Ukraine issues 'three hour' Crimea ultimatum to release navy chief

SEVASTOPOL (AFP) - Ukraine's acting president warned Crimea's Kremlin-backed leaders on Wednesday they had only three hours to release the captured head of the splintered ex-Soviet country's navy or face "an adequate response".

Pro-Russian forces had earlier seized two Crimean navy bases and detained Ukraine's naval chief as Moscow tightened its grip on the flashpoint peninsula despite Western warnings that its "annexation" would not go unpunished.

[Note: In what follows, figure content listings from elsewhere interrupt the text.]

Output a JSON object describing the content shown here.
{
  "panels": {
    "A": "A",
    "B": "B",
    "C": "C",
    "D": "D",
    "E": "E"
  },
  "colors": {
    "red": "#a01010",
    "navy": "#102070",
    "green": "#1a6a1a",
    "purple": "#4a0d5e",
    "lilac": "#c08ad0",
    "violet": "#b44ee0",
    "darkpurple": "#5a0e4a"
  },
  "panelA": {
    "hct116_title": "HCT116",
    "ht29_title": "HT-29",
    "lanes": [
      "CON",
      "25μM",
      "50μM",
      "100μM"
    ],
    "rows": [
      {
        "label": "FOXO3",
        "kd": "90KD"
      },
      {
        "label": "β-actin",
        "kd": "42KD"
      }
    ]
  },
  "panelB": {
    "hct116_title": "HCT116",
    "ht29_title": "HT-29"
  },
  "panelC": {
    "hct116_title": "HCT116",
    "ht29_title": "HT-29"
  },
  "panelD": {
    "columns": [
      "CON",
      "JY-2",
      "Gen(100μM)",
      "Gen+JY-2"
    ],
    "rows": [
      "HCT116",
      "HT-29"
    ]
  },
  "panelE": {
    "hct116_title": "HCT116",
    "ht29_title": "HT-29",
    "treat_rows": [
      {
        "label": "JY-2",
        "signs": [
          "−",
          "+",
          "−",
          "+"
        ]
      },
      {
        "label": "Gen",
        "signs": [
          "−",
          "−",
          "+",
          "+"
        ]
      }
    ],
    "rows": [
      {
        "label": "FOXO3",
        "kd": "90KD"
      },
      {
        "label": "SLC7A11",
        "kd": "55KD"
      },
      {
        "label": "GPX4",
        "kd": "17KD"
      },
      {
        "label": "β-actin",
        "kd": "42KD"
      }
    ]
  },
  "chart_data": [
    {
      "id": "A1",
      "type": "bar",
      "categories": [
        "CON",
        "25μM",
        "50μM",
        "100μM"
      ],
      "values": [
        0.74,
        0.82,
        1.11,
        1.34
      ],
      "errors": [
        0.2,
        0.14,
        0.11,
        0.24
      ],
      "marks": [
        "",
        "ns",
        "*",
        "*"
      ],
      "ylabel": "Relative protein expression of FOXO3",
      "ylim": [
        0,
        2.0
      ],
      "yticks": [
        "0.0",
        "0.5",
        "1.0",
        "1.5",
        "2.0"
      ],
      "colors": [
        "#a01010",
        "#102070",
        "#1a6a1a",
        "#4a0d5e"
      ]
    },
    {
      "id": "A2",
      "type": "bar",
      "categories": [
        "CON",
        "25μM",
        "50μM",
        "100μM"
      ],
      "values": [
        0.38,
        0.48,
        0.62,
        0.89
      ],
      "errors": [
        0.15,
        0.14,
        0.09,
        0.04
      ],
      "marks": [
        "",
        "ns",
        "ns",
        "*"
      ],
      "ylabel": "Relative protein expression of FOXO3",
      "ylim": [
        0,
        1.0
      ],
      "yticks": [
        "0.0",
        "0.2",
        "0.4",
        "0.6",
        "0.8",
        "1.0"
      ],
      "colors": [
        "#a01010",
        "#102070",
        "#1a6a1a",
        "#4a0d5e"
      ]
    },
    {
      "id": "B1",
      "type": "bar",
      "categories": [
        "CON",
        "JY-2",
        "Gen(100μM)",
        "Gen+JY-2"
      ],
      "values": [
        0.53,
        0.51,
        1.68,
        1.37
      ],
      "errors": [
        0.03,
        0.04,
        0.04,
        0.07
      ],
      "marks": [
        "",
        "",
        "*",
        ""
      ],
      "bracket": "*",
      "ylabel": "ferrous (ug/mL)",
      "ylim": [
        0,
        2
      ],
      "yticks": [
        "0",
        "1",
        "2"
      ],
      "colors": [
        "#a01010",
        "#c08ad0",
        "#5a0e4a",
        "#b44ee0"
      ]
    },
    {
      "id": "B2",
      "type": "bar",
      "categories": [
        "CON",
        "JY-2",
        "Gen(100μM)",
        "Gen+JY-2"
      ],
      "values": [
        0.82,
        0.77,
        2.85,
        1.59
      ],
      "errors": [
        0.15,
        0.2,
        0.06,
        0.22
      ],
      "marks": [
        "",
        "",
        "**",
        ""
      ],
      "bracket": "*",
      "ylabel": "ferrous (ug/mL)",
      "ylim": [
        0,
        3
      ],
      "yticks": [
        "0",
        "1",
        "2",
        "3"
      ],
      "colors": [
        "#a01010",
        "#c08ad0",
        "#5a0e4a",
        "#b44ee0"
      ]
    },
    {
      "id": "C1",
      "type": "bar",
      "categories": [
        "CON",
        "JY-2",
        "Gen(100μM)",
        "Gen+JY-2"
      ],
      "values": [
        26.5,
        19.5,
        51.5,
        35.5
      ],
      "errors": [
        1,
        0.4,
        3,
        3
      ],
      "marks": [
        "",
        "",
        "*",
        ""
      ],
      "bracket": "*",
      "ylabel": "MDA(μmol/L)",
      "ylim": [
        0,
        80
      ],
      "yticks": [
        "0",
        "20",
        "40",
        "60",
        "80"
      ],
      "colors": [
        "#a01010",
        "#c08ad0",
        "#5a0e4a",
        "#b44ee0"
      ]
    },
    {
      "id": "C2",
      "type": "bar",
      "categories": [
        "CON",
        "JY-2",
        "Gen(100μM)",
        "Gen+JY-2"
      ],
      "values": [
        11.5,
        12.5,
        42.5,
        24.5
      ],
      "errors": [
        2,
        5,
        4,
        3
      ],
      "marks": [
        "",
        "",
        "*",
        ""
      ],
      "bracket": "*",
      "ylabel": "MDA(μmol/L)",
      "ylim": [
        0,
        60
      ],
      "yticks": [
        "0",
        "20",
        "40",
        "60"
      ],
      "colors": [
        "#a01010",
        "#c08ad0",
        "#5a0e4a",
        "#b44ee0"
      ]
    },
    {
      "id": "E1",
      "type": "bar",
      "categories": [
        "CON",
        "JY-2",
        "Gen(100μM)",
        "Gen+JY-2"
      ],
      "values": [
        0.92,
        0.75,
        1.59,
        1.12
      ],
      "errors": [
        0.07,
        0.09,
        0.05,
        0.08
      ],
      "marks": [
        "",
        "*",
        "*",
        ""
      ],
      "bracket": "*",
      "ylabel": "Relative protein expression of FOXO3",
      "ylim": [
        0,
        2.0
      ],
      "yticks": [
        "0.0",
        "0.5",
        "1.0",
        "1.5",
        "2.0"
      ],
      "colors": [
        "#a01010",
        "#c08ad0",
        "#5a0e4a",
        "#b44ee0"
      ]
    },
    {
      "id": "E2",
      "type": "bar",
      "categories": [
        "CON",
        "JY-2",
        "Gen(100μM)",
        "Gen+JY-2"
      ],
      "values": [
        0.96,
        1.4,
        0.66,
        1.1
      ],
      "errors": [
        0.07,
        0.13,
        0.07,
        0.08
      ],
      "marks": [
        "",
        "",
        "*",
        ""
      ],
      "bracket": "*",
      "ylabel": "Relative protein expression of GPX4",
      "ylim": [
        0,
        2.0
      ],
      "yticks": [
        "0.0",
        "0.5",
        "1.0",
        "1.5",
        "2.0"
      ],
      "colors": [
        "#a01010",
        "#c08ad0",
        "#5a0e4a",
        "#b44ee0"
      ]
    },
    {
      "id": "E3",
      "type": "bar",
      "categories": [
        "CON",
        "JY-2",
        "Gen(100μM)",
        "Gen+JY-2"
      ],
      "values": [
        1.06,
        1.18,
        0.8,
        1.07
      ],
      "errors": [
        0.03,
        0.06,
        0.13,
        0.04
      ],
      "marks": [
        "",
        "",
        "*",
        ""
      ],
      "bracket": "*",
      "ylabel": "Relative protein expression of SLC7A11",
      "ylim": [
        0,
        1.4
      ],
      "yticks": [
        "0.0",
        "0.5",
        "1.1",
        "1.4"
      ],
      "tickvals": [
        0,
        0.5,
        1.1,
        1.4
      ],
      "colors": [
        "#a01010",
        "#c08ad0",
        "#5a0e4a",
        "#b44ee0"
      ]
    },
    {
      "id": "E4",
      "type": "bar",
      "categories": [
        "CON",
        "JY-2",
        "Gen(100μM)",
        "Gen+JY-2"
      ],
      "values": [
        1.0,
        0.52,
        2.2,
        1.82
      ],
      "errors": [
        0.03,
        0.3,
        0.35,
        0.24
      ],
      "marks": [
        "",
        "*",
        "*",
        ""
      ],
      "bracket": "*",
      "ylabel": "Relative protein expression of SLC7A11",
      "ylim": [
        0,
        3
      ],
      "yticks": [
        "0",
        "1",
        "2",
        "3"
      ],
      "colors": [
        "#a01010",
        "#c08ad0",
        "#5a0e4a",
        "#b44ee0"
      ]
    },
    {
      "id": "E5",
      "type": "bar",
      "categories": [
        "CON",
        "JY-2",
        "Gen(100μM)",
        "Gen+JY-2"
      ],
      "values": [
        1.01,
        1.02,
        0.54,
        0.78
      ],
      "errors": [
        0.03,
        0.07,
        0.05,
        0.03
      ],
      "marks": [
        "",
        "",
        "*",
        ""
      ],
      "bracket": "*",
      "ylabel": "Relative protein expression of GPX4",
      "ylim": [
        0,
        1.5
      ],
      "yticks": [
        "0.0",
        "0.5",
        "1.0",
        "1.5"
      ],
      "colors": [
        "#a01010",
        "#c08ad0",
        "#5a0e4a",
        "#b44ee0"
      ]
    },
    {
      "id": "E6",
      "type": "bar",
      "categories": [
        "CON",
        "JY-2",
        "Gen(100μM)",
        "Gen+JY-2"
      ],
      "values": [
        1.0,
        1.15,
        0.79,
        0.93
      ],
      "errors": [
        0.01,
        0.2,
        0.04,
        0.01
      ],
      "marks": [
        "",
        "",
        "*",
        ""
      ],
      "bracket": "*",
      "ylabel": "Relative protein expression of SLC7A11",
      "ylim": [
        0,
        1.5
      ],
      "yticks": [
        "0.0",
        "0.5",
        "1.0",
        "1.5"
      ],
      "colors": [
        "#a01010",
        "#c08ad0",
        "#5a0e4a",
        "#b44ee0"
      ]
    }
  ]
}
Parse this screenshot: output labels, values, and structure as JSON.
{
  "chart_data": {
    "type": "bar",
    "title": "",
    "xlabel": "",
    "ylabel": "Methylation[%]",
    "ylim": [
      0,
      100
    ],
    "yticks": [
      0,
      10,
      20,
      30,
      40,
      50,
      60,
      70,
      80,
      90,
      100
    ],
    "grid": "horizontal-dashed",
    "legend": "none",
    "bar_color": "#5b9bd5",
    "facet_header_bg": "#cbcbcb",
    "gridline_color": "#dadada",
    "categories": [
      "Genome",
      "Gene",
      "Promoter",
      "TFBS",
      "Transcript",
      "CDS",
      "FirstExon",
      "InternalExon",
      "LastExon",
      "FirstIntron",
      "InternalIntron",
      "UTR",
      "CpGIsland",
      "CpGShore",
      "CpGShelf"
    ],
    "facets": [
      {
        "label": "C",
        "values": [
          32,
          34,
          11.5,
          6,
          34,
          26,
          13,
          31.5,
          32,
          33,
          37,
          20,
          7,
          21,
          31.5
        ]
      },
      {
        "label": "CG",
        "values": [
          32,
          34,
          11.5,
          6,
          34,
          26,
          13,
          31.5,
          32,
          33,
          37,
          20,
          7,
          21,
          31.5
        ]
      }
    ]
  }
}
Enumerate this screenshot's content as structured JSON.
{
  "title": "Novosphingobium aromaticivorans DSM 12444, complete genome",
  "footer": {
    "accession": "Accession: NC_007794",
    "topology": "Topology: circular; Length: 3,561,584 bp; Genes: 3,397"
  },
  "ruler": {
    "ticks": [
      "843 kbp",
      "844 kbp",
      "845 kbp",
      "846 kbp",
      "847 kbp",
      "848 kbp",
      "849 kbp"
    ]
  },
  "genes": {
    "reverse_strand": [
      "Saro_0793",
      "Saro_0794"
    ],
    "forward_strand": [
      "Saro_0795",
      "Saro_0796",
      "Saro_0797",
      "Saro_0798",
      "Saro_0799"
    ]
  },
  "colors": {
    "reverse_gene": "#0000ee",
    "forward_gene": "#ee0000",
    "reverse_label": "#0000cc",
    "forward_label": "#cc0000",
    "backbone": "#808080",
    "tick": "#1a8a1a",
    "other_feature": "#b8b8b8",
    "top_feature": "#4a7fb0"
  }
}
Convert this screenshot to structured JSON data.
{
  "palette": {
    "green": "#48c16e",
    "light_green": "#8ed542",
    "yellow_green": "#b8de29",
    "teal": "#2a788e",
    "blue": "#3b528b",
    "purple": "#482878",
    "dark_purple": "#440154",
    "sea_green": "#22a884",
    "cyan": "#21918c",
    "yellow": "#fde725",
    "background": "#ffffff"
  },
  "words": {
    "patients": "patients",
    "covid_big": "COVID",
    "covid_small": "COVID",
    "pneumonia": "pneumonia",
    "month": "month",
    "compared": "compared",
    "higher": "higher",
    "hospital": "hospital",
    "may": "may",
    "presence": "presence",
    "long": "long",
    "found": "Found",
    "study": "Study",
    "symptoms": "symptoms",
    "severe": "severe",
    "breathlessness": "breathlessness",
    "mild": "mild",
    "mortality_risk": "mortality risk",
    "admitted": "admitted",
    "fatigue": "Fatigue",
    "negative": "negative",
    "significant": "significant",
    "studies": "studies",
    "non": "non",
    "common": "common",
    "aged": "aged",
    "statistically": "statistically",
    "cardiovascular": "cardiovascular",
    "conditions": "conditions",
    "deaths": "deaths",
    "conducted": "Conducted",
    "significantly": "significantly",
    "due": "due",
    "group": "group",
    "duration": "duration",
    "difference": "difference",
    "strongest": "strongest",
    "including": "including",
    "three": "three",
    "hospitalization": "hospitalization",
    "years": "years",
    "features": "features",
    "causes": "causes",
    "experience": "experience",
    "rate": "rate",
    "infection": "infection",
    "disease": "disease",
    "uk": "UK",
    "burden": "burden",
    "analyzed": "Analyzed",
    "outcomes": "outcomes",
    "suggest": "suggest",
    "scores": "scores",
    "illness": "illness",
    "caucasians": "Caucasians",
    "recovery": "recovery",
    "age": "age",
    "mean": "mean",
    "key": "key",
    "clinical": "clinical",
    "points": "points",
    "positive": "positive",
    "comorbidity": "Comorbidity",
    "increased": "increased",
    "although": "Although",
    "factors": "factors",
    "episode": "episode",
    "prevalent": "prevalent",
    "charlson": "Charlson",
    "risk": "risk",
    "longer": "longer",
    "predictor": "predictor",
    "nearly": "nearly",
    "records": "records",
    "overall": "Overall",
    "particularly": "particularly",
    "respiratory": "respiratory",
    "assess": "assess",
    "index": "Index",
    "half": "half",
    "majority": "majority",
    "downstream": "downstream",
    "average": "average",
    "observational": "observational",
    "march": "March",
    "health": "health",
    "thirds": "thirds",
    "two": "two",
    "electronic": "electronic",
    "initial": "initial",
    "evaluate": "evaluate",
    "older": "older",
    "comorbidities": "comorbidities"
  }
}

Dozens of despondent Ukrainian soldiers - one of them in tears - filed out of the Ukraine's main navy headquarters in the historic Black Sea port city of Sevastopol after it was stormed by hundreds of pro-Kremlin protesters and masked Russian troops.

The local prosecutor's office said Ukraine's navy commander Sergiy Gayduk - appointed after his predecessor switched allegiance in favour of Crimea's pro-Kremlin authorities at the start of the month - had been detained on suspicion of "ordering Ukrainian military units... to open fire on peaceful civilians".

Gayduk's capture delivered a huge blow to efforts by the new team of untested pro-Western leaders in Kiev to impose some authority in their crisis-hit country in the face of an increasingly assertive Kremlin.

Ukraine's acting president Oleksandr Turchynov scheduled an urgent security meeting and issued a statement around 6:00 pm giving the Crimean authorities until 9:00 pm (1900 GMT) to release the commander and other "hostages".

"Unless Admiral Gayduk and all the other hostages - both military and civilian ones - are released, the authorities will carry out an adequate response... of a technical and technological nature." Defence ministry officials earlier said that Russian forces had seized a second military base in Crimea's western port town of Novoozerne after using a tractor to ram open its main gate.

The Ukrainian government's loss of control of the heavily Russified region was underscored further when acting defence minister Igor Tenyukh was forced to cancel a visit aimed launching Crimean mediation talks when the local authorities threatened to turn back his plane.